Although the Landlord and the FM company both face this problem, they are unable to respond with the same degree of flexibility because of the nature of their business model. The Landlord is unfortunately stuck with an expensive fixed asset which will be difficult to dispose of in the current climate. Many leases may have many years outstanding and expensive lease break options. Landlords can try playing hardball, but there are so many situations right now where a client cannot pay the rent or the monthly service charge because there is little or no revenue stream from their own business.

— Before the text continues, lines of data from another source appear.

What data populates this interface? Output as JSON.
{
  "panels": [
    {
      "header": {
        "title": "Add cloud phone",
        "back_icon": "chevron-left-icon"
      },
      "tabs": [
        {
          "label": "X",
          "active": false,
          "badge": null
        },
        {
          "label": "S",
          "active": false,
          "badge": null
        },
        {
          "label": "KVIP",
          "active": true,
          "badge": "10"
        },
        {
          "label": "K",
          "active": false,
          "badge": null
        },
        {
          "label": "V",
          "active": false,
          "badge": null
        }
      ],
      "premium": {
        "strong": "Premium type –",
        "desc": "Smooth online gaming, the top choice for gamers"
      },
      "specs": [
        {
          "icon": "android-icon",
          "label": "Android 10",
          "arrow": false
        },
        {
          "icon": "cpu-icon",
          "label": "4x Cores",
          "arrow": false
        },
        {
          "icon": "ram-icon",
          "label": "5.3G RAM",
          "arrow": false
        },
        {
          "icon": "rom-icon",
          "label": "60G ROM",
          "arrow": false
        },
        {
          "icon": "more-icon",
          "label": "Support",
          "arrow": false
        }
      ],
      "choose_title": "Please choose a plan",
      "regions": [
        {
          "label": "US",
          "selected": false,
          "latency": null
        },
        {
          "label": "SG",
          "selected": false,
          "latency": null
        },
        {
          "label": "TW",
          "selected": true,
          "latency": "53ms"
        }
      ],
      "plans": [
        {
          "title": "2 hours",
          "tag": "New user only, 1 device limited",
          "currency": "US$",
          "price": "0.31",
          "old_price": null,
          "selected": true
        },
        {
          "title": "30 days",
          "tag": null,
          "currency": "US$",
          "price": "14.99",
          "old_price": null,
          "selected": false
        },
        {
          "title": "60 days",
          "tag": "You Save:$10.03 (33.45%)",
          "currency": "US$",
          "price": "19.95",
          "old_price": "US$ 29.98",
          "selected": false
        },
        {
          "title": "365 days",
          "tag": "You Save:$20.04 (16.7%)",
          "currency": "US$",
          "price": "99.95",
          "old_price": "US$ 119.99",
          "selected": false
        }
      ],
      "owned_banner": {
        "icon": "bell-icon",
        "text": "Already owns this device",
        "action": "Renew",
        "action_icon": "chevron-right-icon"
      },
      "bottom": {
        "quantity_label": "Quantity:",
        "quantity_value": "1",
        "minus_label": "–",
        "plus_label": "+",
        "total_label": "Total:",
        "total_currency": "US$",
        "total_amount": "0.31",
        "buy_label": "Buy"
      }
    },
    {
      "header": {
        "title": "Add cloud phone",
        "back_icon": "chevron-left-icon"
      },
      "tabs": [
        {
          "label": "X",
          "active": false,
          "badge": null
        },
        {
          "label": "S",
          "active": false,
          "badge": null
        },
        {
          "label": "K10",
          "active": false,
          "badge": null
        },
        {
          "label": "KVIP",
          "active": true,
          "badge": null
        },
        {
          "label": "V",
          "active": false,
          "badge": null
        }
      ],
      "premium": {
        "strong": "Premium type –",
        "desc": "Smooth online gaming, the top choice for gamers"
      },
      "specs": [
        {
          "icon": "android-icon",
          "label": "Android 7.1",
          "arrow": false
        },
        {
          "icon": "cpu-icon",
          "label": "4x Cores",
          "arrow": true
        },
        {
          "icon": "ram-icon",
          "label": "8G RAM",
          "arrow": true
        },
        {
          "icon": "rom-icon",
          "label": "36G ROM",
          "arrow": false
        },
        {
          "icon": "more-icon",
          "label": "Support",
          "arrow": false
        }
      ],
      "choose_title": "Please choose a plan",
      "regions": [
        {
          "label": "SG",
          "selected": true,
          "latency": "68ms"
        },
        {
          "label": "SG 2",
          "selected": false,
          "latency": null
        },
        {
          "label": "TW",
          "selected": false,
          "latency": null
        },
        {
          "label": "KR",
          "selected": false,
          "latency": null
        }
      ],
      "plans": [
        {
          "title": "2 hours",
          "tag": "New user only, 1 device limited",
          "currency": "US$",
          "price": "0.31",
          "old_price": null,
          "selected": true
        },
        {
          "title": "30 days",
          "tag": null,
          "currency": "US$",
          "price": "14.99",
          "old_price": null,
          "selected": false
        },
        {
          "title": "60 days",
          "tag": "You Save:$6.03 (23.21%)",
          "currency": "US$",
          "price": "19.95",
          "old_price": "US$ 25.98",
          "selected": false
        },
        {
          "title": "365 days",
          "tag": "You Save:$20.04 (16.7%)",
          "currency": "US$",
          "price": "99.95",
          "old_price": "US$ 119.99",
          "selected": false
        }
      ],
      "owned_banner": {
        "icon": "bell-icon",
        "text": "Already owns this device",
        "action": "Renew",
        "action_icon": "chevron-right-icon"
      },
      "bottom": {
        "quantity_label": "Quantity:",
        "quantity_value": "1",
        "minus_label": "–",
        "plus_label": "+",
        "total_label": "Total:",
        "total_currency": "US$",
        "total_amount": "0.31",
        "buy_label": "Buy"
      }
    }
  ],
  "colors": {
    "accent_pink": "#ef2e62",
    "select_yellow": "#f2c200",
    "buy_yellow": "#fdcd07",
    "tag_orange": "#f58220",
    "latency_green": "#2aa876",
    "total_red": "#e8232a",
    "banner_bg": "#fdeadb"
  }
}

The FM company on the other hand can be far more flexible because 90% of its cost is people who, can be redeployed, or for the overall survival of the business, sadly let go. If after a contract award, the client decides to close 25% of their buildings, and phones the FM company to inform them, the FM company is in the fortunate position to say “Of course, we will work through this with you to service whatever your future portfolio looks like.”

I afford myself a wry smile when discussing this subject, having been part of a research project some years ago which had already detected a groundswell move to shrink office footprints and move staff to what we then called agile working. Back then the change drivers were the financial crisis of 2008 and the availability of improved tech and broadband. This new working style has been evolving imperceptibly over a 12–15-year period but now Covid has surely turbocharged and accelerated the change process. In the space of twelve months, we’ve witnessed a revolution that will surely have repercussions on our industry for years to come.